Saturday 6 June 2020

Shirley (Movie Review)

After that poor excuse for entertainment I reviewed yesterday, I was in need of some good-natured palate cleansing. Lucky for me, Shirley had also been released on video-on-demand (VOD). The movie made a splash at the Sundance Film Festival earlier this year, where it won its director, Josephine Decker, a U.S. Dramatic Special Jury Award for Autuer Filmmaking. So, yes, it sounded like just what I needed right now.

The film stars Elisabeth Moss as the eponymous writer, Shirley Jackson. Like most writers of renown, Shirley is considered by many to be very eccentric. She barely steps out of her home, preferring to spend most of days trying to complete her latest work. But after she and her husband, Stanley (Michael Stuhlbarg), welcome a young couple into their home, their arrival turns out to be just the spark she needed to get her creative juices flowing again.

On the flip side of the equation are Rose and Fred Nemser, the young couple played by Odessa Young and Logan Lerman respectively. They move in with the wide-eyed ambition of starting a life together in someplace new, with Fred hoping to get tenure at Stanley's university.
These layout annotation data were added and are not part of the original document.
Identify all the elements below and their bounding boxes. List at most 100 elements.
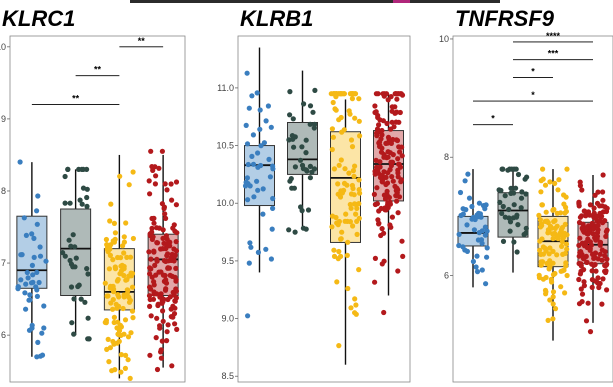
y-tick-label: 7 <box>1 258 6 268</box>
data-point <box>583 318 590 324</box>
data-point <box>248 244 254 250</box>
data-point <box>589 268 595 274</box>
data-point <box>67 200 73 206</box>
data-point <box>154 258 160 264</box>
data-point <box>564 232 570 238</box>
data-point <box>147 303 153 309</box>
data-point <box>338 236 344 242</box>
data-point <box>149 274 155 280</box>
y-tick-label: 9 <box>1 114 6 124</box>
data-point <box>540 176 546 182</box>
data-point <box>130 235 136 242</box>
data-point <box>394 198 400 204</box>
data-point <box>78 296 84 302</box>
data-point <box>590 251 596 257</box>
data-point <box>476 200 482 206</box>
data-point <box>393 137 400 143</box>
data-point <box>163 233 169 239</box>
data-point <box>374 133 380 139</box>
data-point <box>375 217 381 223</box>
y-tick-label: 9.0 <box>221 314 234 324</box>
data-point <box>125 357 131 363</box>
data-point <box>167 294 173 300</box>
data-point <box>73 255 79 261</box>
data-point <box>513 185 519 191</box>
data-point <box>159 338 165 344</box>
data-point <box>29 262 35 268</box>
data-point <box>561 201 567 207</box>
data-point <box>342 166 348 172</box>
data-point <box>152 262 158 268</box>
data-point <box>173 239 179 245</box>
data-point <box>469 203 475 210</box>
data-point <box>550 272 557 278</box>
data-point <box>398 179 404 185</box>
data-point <box>299 144 305 150</box>
data-point <box>68 243 74 249</box>
data-point <box>108 242 114 248</box>
plot-frame <box>9 35 186 383</box>
y-tick-label: 8 <box>1 186 6 196</box>
data-point <box>338 157 344 163</box>
data-point <box>34 221 40 227</box>
data-point <box>243 122 249 128</box>
data-point <box>147 265 153 271</box>
data-point <box>518 205 524 211</box>
data-point <box>578 263 584 269</box>
data-point <box>164 338 170 344</box>
data-point <box>160 318 166 324</box>
data-point <box>484 245 490 251</box>
data-point <box>523 230 529 236</box>
data-point <box>103 236 109 243</box>
data-point <box>124 287 130 293</box>
data-point <box>537 224 544 230</box>
data-point <box>250 161 257 167</box>
data-point <box>543 209 549 215</box>
data-point <box>165 322 171 328</box>
data-point <box>389 119 395 125</box>
data-point <box>289 185 295 191</box>
data-point <box>537 247 543 253</box>
data-point <box>41 325 47 331</box>
data-point <box>343 211 349 217</box>
data-point <box>173 179 180 185</box>
data-point <box>550 301 556 307</box>
data-point <box>522 176 528 182</box>
data-point <box>149 225 155 231</box>
data-point <box>267 174 273 180</box>
data-point <box>351 173 357 179</box>
data-point <box>255 249 261 255</box>
data-point <box>286 227 292 233</box>
data-point <box>334 279 340 285</box>
y-tick-label: 11.0 <box>217 83 234 93</box>
data-point <box>378 205 384 212</box>
data-point <box>112 266 119 272</box>
data-point <box>352 296 358 302</box>
data-point <box>354 231 360 237</box>
data-point <box>393 91 400 97</box>
data-point <box>148 148 154 154</box>
data-point <box>558 268 564 274</box>
data-point <box>307 175 313 181</box>
data-point <box>336 248 342 255</box>
data-point <box>511 239 517 245</box>
data-point <box>110 306 116 312</box>
data-point <box>30 272 36 278</box>
data-point <box>170 289 176 295</box>
data-point <box>341 91 347 97</box>
data-point <box>127 375 133 381</box>
data-point <box>84 266 90 272</box>
data-point <box>287 112 293 118</box>
data-point <box>261 140 267 146</box>
data-point <box>381 309 387 316</box>
data-point <box>595 280 601 286</box>
data-point <box>163 286 169 292</box>
data-point <box>336 343 342 349</box>
data-point <box>171 222 177 228</box>
data-point <box>130 169 136 175</box>
data-point <box>147 296 153 303</box>
data-point <box>31 254 37 260</box>
data-point <box>395 174 401 180</box>
data-point <box>157 294 163 300</box>
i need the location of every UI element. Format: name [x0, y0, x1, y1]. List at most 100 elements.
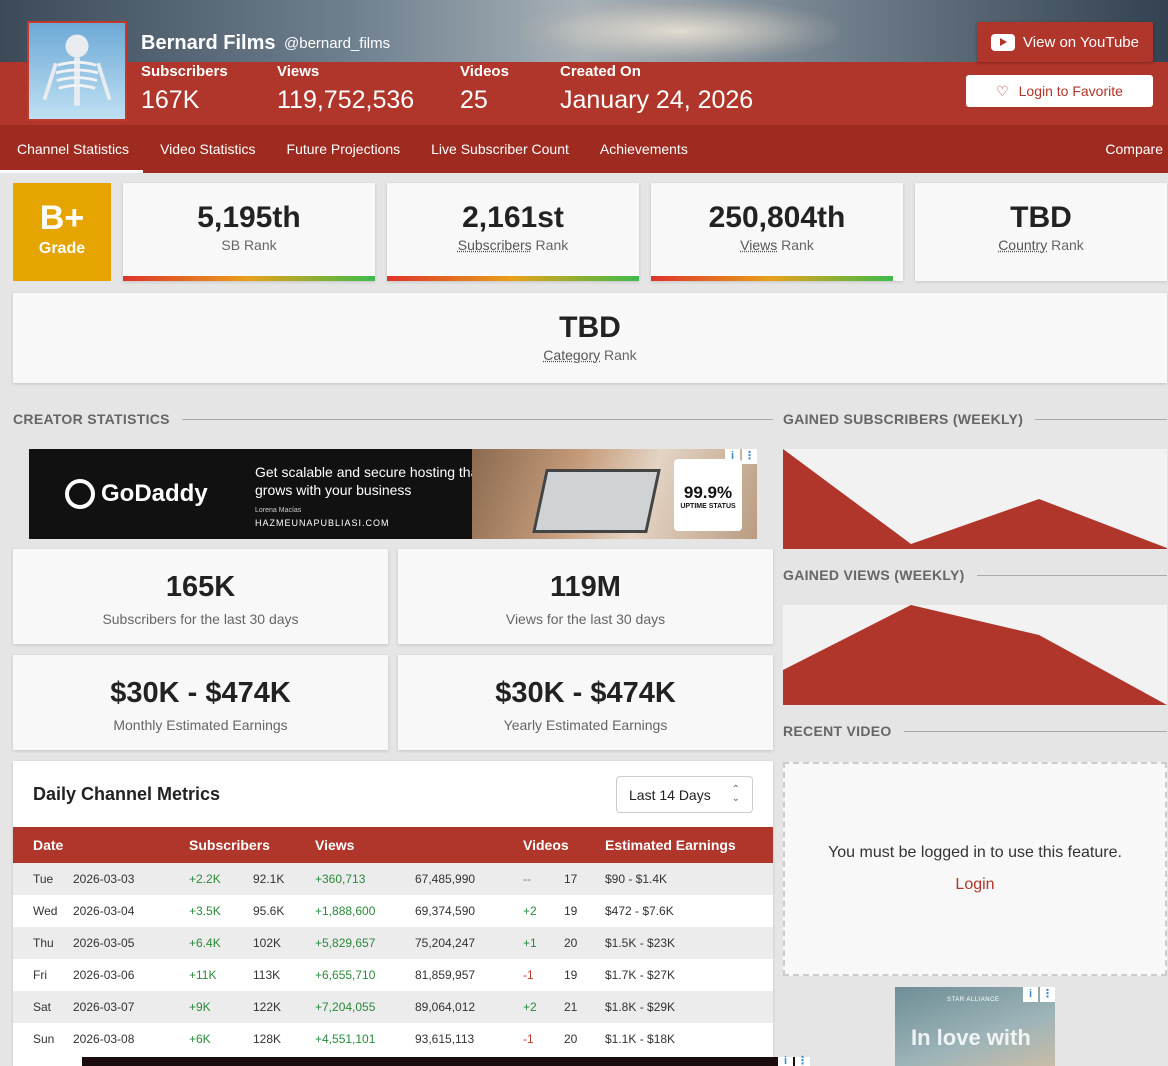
- cell-sub-delta: +6.4K: [189, 936, 221, 950]
- tab-future-projections[interactable]: Future Projections: [286, 141, 401, 157]
- tab-video-statistics[interactable]: Video Statistics: [160, 141, 256, 157]
- col-header-subscribers: Subscribers: [189, 837, 270, 853]
- rank-label: SB Rank: [123, 237, 375, 253]
- uptime-value: 99.9%: [683, 483, 733, 502]
- tab-achievements[interactable]: Achievements: [599, 141, 688, 157]
- ad-site: HAZMEUNAPUBLIASI.COM: [255, 518, 390, 528]
- youtube-icon: [991, 33, 1016, 51]
- bottom-ad[interactable]: i ⋮: [82, 1055, 810, 1066]
- cell-views: 89,064,012: [415, 1000, 476, 1014]
- tab-live-subscriber-count[interactable]: Live Subscriber Count: [431, 141, 569, 157]
- cell-day: Fri: [33, 968, 47, 982]
- cell-day: Sun: [33, 1032, 55, 1046]
- cell-sub-delta: +3.5K: [189, 904, 221, 918]
- heart-icon: ♡: [996, 82, 1009, 99]
- cell-view-delta: +6,655,710: [315, 968, 376, 982]
- grade-value: B+: [39, 199, 85, 237]
- ad-menu-icon[interactable]: ⋮: [1040, 987, 1055, 1002]
- rank-value: TBD: [1010, 201, 1072, 234]
- rank-value: 2,161st: [462, 201, 564, 234]
- cell-video-delta: --: [523, 872, 531, 886]
- stat-card-label: Views for the last 30 days: [505, 611, 666, 627]
- cell-subs: 102K: [253, 936, 282, 950]
- cell-view-delta: +7,204,055: [315, 1000, 376, 1014]
- period-select[interactable]: Last 14 Days ⌃ ⌄: [616, 776, 753, 813]
- stat-label: Views: [277, 63, 320, 80]
- cell-videos: 20: [564, 1032, 578, 1046]
- rank-label-link[interactable]: Country: [998, 237, 1048, 253]
- rank-value: 5,195th: [197, 201, 301, 234]
- stat-card-value: 119M: [550, 571, 621, 603]
- cell-date: 2026-03-07: [73, 1000, 135, 1014]
- cell-views: 67,485,990: [415, 872, 476, 886]
- ad-info-icon[interactable]: i: [725, 449, 740, 464]
- rank-card-subscribers: 2,161st Subscribers Rank: [387, 183, 639, 281]
- rank-label-link[interactable]: Category: [543, 347, 601, 363]
- stat-card-value: 165K: [165, 571, 236, 603]
- stat-subscribers: Subscribers 167K: [141, 63, 228, 115]
- chevron-updown-icon: ⌃ ⌄: [731, 784, 740, 804]
- rank-label-text: Rank: [531, 237, 569, 253]
- cell-earnings: $1.7K - $27K: [605, 968, 676, 982]
- cell-subs: 92.1K: [253, 872, 285, 886]
- ad-brand: STAR ALLIANCE: [947, 997, 1000, 1003]
- login-to-favorite-button[interactable]: ♡ Login to Favorite: [966, 75, 1153, 107]
- cell-subs: 95.6K: [253, 904, 285, 918]
- cell-sub-delta: +9K: [189, 1000, 211, 1014]
- youtube-button-label: View on YouTube: [1023, 33, 1139, 51]
- metrics-title: Daily Channel Metrics: [33, 784, 221, 804]
- rank-value: TBD: [559, 311, 621, 344]
- rank-label-text: Rank: [600, 347, 637, 363]
- stat-card-views-30d: 119M Views for the last 30 days: [398, 549, 773, 644]
- cell-videos: 19: [564, 968, 578, 982]
- stat-card-subscribers-30d: 165K Subscribers for the last 30 days: [13, 549, 388, 644]
- stat-value: 167K: [141, 86, 200, 114]
- cell-videos: 21: [564, 1000, 578, 1014]
- section-gained-subscribers: GAINED SUBSCRIBERS (WEEKLY): [783, 411, 1167, 427]
- channel-banner: [0, 0, 1168, 62]
- ad-menu-icon[interactable]: ⋮: [742, 449, 757, 464]
- cell-date: 2026-03-05: [73, 936, 135, 950]
- table-row: Tue 2026-03-03 +2.2K 92.1K +360,713 67,485,99…: [13, 863, 773, 895]
- ad-info-icon[interactable]: i: [778, 1056, 793, 1066]
- channel-nav: Channel Statistics Video Statistics Futu…: [0, 125, 1168, 173]
- rank-label-text: Rank: [1047, 237, 1084, 253]
- login-link[interactable]: Login: [955, 876, 995, 893]
- cell-sub-delta: +2.2K: [189, 872, 221, 886]
- channel-avatar[interactable]: [27, 21, 127, 121]
- section-title: RECENT VIDEO: [783, 723, 892, 739]
- stat-label: Videos: [460, 63, 509, 80]
- cell-views: 93,615,113: [415, 1032, 475, 1046]
- recent-video-panel: You must be logged in to use this featur…: [783, 762, 1167, 976]
- star-alliance-ad[interactable]: STAR ALLIANCE In love with i ⋮: [895, 987, 1055, 1066]
- ad-info-icon[interactable]: i: [1023, 987, 1038, 1002]
- login-required-message: You must be logged in to use this featur…: [828, 844, 1122, 861]
- cell-day: Thu: [33, 936, 54, 950]
- rank-label-link[interactable]: Views: [740, 237, 778, 253]
- chart-area-views: [783, 605, 1167, 705]
- view-on-youtube-button[interactable]: View on YouTube: [977, 22, 1153, 62]
- cell-video-delta: +2: [523, 1000, 537, 1014]
- cell-view-delta: +4,551,101: [315, 1032, 376, 1046]
- stat-card-label: Yearly Estimated Earnings: [503, 717, 668, 733]
- tab-compare[interactable]: Compare: [1105, 141, 1163, 157]
- tab-channel-statistics[interactable]: Channel Statistics: [0, 125, 144, 173]
- rank-card-country: TBD Country Rank: [915, 183, 1167, 281]
- cell-date: 2026-03-03: [73, 872, 135, 886]
- stat-card-value: $30K - $474K: [110, 677, 291, 709]
- cell-earnings: $1.8K - $29K: [605, 1000, 676, 1014]
- cell-earnings: $472 - $7.6K: [605, 904, 674, 918]
- col-header-earnings: Estimated Earnings: [605, 837, 736, 853]
- cell-earnings: $90 - $1.4K: [605, 872, 668, 886]
- cell-video-delta: -1: [523, 968, 534, 982]
- godaddy-ad[interactable]: GoDaddy Get scalable and secure hosting …: [29, 449, 757, 539]
- cell-video-delta: -1: [523, 1032, 534, 1046]
- rank-label-link[interactable]: Subscribers: [457, 237, 532, 253]
- cell-videos: 20: [564, 936, 578, 950]
- cell-subs: 122K: [253, 1000, 282, 1014]
- stat-card-value: $30K - $474K: [495, 677, 676, 709]
- rank-label: Views Rank: [651, 237, 903, 253]
- ad-menu-icon[interactable]: ⋮: [795, 1055, 810, 1066]
- metrics-table-header: Date Subscribers Views Videos Estimated …: [13, 827, 773, 863]
- table-row: Sun 2026-03-08 +6K 128K +4,551,101 93,615,113…: [13, 1023, 773, 1055]
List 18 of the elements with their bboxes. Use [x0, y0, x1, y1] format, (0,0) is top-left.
But things take an unexpected turn after Stanley requests that Rose help look after their home, and by extension, his wife, Shirley.

As far as autobiographical dramas go, Shirley is an unconventional take that succeeds in ways that recent efforts like Capone just couldn't. Much like that other film, it attempts to blur the lines between fact and fiction, even employing literary devices that mirror the kind of stories its protagonist was renowned for. The fact that viewers are never left scratching their heads is a testament to its direction and screenplay, areas where that other movie fell flat.

But none of that would have come across as strongly as it did if it wasn't for the mesmerizing performance at the heart of the movie. Elisabeth Moss might have already proven her acting chops in The Invisible Man, but her performance here is very much deserving of an Academy Award consideration. And she isn't even the only standout, not with Michael Stuhlbarg and Odessa Young serving as capable foils.

It's too early to talk Oscar considerations, especially now that the movie industry is in a state of uncertainty with most theaters still being closed. But when that time comes, I'll be surprised if Elisabeth Moss isn't at least mentioned as one of the frontrunners for Best Actress. But come what may, Shirley contains one of the year's most buzz-worthy performances so far, and it is worth experiencing for that reason alone.


  1. Not my kind of film but glad you finally got to see something decent. Our theaters better be open late July when the big releases start rolling out again.

    1. No word over here about reopening yet, but we should be getting a drive-in pretty soon. Hopefully in time for TENET. Fingers crossed either way.